In the Cumbaza basin in Peru, rural women have the tedious and time-consuming role of searching for fuelwood for cooking – which is decreasingly available. Meanwhile, when it comes to ownership and control over irrigated rice plots, most land titles are held by men.

Household economic surveys reveal that what small income earning women have are spent on the family as a whole; male labourers spend their money first on their own material needs, with some leftover spent on the family.

Meanwhile, malnutrition, diseases related to contaminated water and limited access to quality education mainly affect children and adolescents – who also face problems of sexual violence and early pregnancy.

In the CASA study area of Iquitos, Peru, where the population has been relocated from a flood-plagued area, young women are far more likely to be illiterate and to have dropped out of school early – due to high rates of teenage pregnancy.

The research shines a light on the dominance of culturally-based discrimination against and subordination of women. These conditions of inequality are exacerbated by climatic disasters. Women’s workload makes them more vulnerable in states of emergency and their safety and health always seem to be the last consideration – as the rest of the family’s security comes first.

Inclusive civil society initiatives could help build resilience

Vasquez et al. have identified where groups of women are organising locally, in solidarity, to improve their wellbeing and that of their families – as in the ‘Comedor las Abejitas’ group in Nuevo Belen, Peru: this group liaises with the Ministry of Women and Vulnerable Populations – the institution responsible for the releasing resources from the Food Supplementation Programme to address food insecurity. The same CASA project in Iquitos is working with local government to co-develop productive enterprises for women.

The authors identify other ‘impulses’ of citizen organising, which place women in more central and guiding roles, and which hold promise for more sustainable development outcomes. In Coyuca, a ‘multi-actor’ platform is looking at managing climate risks through a ‘Climate resilience strategy – participatory and sensitive to gender’.

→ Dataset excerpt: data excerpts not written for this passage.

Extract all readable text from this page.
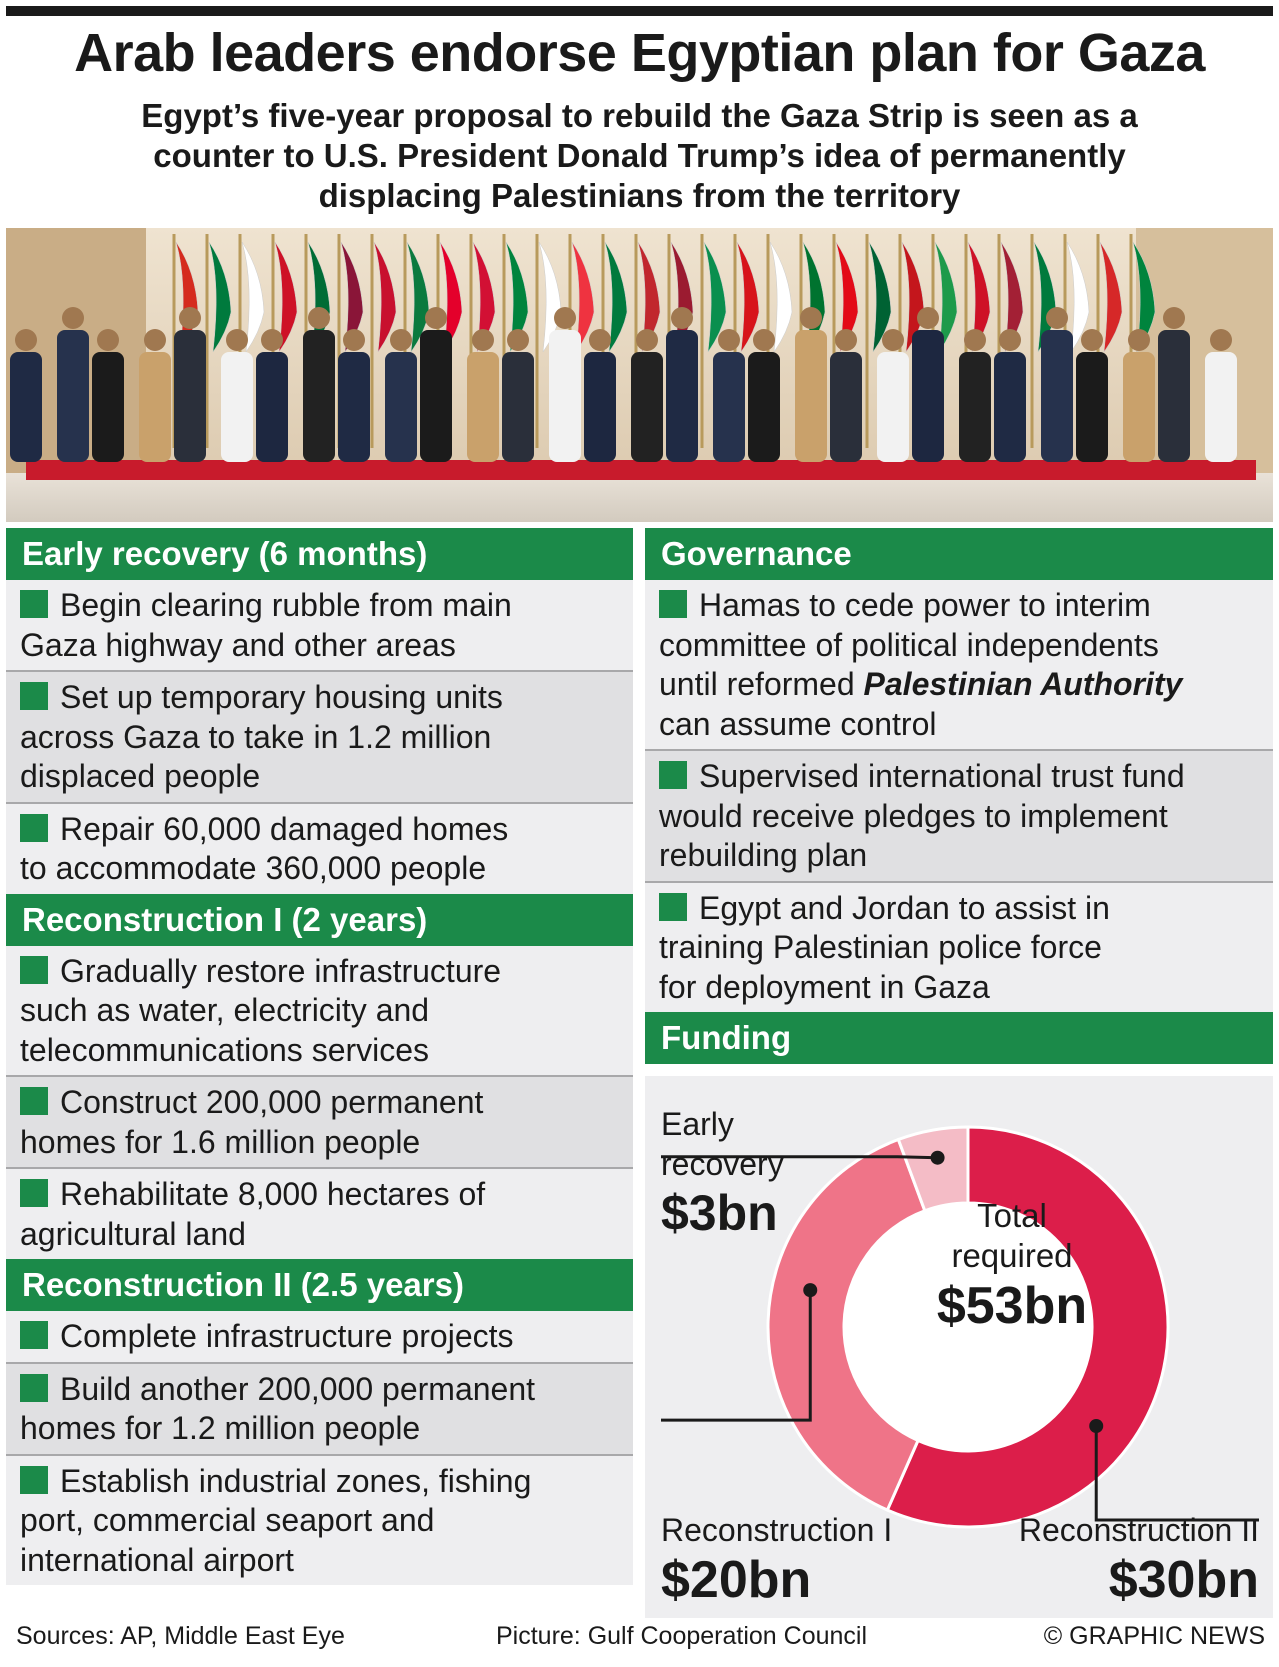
Arab leaders endorse Egyptian plan for Gaza
Egypt’s five-year proposal to rebuild the Gaza Strip is seen as a
counter to U.S. President Donald Trump’s idea of permanently
displacing Palestinians from the territory
Early recovery (6 months)
Begin clearing rubble from main
Gaza highway and other areas
Set up temporary housing units
across Gaza to take in 1.2 million
displaced people
Repair 60,000 damaged homes
to accommodate 360,000 people
Reconstruction I (2 years)
Gradually restore infrastructure
such as water, electricity and
telecommunications services
Construct 200,000 permanent
homes for 1.6 million people
Rehabilitate 8,000 hectares of
agricultural land
Reconstruction II (2.5 years)
Complete infrastructure projects
Build another 200,000 permanent
homes for 1.2 million people
Establish industrial zones, fishing
port, commercial seaport and
international airport
Governance
Hamas to cede power to interim
committee of political independents
until reformed Palestinian Authority
can assume control
Supervised international trust fund
would receive pledges to implement
rebuilding plan
Egypt and Jordan to assist in
training Palestinian police force
for deployment in Gaza
Funding
Early
recovery
$3bn	Total
required
$53bn
Reconstruction I
$20bn
Reconstruction II
$30bn
Sources: AP, Middle East Eye	Picture: Gulf Cooperation Council	© GRAPHIC NEWS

Continued political, moral and financial support for initiatives such as these will surely go some way to redressing the unequal climate vulnerabilities highlighted by the Climate Resilient Cities in Latin America projects – but the synthesis by Vasquez et al leaves the impression that even more such initiatives are needed.

And one cannot help but recognise other, deeper sources of insecurity and inequity in the programme’s analysis – around girls’ and women’s needs for literacy and access to education, freedom from sexual violence and greater awareness of and assertion of their human rights. These are issues that could be addressed holistically to enable everyone to lead safe, secure and fulfilling lives in a changing climate.